Extra file open flags: (none)
Creating file test_file.0
...
Creating file test_file.127
524288000 bytes written in 13.77 seconds (36.32 MiB/sec).
So far, so good, right? Looks like its a filesystem. And, after mounting the filesystem, we can see the files from the admin node:
[ceph-deploy@admin ~]$ ls -l /mnt/mycephfs/
total 512000
-rw------- 1 root root 4096000 Apr 18 2019 test_file.0
...
Now, for comparison, here's the prepare stage using just a single /dev/sdb device:
[root@node1 ~]# mkdir /mnt/test
[root@node1 ~]# mount /dev/sdb /mnt/test
[root@node1 ~]# cd /mnt/test
[root@node1 test]# sysbench --test=fileio --file-total-size=500M --file-test-mode=rndrw prepare
WARNING: the --test option is deprecated. You can pass a script name or path on the command line without any options.

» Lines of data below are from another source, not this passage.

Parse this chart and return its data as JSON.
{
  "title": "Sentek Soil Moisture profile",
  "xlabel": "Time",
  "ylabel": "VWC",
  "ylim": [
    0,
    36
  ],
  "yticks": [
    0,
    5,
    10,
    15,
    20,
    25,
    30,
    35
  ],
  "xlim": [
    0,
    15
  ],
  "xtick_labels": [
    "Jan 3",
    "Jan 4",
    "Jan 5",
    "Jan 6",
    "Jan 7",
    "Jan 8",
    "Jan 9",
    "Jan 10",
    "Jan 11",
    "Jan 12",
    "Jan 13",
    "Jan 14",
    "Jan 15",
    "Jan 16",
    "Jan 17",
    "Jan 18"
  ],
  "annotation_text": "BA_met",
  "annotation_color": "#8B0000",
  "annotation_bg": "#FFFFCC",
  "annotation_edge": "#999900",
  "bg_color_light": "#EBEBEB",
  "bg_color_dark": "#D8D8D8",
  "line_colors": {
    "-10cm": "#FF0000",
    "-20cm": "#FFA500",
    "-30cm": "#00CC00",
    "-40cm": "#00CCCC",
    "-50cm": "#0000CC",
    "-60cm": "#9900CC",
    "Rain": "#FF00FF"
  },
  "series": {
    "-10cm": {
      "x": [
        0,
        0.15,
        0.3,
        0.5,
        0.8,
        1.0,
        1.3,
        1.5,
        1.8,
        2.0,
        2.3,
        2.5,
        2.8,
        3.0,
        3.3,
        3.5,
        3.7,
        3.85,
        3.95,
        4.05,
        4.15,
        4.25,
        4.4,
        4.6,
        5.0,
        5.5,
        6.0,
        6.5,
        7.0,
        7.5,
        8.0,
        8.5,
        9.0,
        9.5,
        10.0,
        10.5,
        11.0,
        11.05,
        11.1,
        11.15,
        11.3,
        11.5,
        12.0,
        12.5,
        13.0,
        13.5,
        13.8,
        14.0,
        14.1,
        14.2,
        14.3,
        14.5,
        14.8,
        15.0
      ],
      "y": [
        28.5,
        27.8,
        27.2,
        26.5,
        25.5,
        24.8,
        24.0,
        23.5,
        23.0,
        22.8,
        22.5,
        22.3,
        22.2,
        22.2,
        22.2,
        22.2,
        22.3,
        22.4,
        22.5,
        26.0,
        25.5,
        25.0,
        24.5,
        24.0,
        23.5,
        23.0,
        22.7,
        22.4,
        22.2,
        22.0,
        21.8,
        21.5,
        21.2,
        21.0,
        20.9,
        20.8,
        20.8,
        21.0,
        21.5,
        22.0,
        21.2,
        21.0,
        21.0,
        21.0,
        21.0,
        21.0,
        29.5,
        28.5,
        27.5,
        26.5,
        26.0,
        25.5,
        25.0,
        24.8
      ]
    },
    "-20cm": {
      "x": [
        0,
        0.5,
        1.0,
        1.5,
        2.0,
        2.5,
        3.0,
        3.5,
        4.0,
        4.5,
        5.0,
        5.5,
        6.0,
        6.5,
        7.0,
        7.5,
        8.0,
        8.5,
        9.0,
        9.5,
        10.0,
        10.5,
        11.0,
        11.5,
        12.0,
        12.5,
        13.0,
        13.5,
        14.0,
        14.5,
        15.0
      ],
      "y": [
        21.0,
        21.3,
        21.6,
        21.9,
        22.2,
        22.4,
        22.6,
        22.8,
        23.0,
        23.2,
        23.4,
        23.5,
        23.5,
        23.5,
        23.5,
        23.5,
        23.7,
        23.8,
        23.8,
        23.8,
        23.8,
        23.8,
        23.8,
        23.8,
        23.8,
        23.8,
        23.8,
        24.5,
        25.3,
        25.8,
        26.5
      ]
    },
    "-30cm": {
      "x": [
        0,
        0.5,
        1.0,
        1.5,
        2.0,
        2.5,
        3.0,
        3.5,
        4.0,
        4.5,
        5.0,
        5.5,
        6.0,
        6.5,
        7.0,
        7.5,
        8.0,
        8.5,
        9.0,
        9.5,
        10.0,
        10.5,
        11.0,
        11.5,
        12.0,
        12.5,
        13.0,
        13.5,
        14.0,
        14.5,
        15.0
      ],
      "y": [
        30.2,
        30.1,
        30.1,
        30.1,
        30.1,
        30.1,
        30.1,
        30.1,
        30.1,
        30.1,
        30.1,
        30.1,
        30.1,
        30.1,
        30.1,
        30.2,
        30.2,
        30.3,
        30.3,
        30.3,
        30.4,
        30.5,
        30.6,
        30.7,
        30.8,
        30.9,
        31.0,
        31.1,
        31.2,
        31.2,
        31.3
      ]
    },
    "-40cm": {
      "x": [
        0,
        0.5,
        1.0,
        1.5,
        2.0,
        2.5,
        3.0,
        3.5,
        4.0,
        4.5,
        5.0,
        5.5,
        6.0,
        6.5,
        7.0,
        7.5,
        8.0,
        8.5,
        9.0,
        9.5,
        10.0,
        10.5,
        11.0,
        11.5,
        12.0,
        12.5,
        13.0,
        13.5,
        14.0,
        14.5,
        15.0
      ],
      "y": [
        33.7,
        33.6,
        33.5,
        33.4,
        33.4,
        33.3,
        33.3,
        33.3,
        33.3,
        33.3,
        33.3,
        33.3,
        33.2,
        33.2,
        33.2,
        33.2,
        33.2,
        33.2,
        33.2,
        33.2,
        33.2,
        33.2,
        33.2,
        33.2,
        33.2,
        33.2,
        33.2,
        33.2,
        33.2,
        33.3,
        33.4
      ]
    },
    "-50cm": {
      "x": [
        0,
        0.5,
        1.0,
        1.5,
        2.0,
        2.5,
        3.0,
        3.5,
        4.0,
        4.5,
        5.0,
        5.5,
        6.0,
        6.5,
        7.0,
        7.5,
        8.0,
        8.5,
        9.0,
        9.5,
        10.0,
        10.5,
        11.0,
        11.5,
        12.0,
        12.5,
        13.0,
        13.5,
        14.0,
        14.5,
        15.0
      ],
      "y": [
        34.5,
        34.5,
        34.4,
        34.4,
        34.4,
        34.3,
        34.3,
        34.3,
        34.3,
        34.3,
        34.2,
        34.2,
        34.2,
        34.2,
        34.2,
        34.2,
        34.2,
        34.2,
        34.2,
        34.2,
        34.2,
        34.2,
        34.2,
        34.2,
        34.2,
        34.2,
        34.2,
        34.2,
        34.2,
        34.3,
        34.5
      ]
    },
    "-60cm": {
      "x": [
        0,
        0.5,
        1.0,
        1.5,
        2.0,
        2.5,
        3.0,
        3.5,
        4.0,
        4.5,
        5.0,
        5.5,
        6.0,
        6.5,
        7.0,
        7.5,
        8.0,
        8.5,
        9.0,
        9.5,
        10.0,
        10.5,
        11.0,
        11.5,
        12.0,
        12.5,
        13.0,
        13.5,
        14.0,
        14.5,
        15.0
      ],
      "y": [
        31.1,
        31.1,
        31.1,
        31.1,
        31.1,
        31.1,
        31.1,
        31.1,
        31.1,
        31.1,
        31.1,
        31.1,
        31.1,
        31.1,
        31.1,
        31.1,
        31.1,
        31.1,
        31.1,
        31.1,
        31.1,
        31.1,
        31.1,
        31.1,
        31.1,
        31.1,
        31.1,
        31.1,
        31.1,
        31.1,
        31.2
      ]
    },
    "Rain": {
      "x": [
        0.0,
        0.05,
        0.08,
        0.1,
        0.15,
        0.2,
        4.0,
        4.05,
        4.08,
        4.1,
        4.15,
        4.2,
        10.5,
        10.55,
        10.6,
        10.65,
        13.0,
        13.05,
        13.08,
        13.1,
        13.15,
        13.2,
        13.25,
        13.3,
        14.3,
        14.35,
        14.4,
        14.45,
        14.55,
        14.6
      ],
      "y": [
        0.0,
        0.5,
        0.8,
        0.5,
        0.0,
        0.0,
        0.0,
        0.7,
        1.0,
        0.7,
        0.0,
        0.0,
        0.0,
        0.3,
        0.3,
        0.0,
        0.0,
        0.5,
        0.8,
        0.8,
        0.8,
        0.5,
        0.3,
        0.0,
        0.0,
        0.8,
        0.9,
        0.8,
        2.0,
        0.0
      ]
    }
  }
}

sysbench 1.0.17 (using system LuaJIT 2.0.4)
128 files, 4000Kb each, 500Mb total
Creating files for the test...
Extra file open flags: (none)
Creating file test_file.0
...
Creating file test_file.127
524288000 bytes written in 1.85 seconds (269.93 MiB/sec).
Which tells us... not a whole lot, except maybe don't expect any sort of performance if you build a Ceph cluster on your laptop. It does demonstrate that there's non-trivial overhead, but that's exactly what we'd expect. All of the bookkeeping for a DFS is way more complicated than writing to a single, XFS file system.
And that pretty much concludes the messing around. As noted over and over (and over...) nothing I do on this here blog should be treated as production-worthy unless I explicitly say so; this is doubley-true in the case of these Ceph experiments. There's a tremendous amount of thought and tuning that goes into putting together a DFS suitable for production. Ceph has a lot of knobs to turn, can be made very smart about data placement and failure domains, and so on. That said, I am quite pleased with the experience I've documented here; the ceph-deploy tool in particular makes things very easy. Were I to need a DFS in production I expect that Ceph would easily make the top of the shortlist.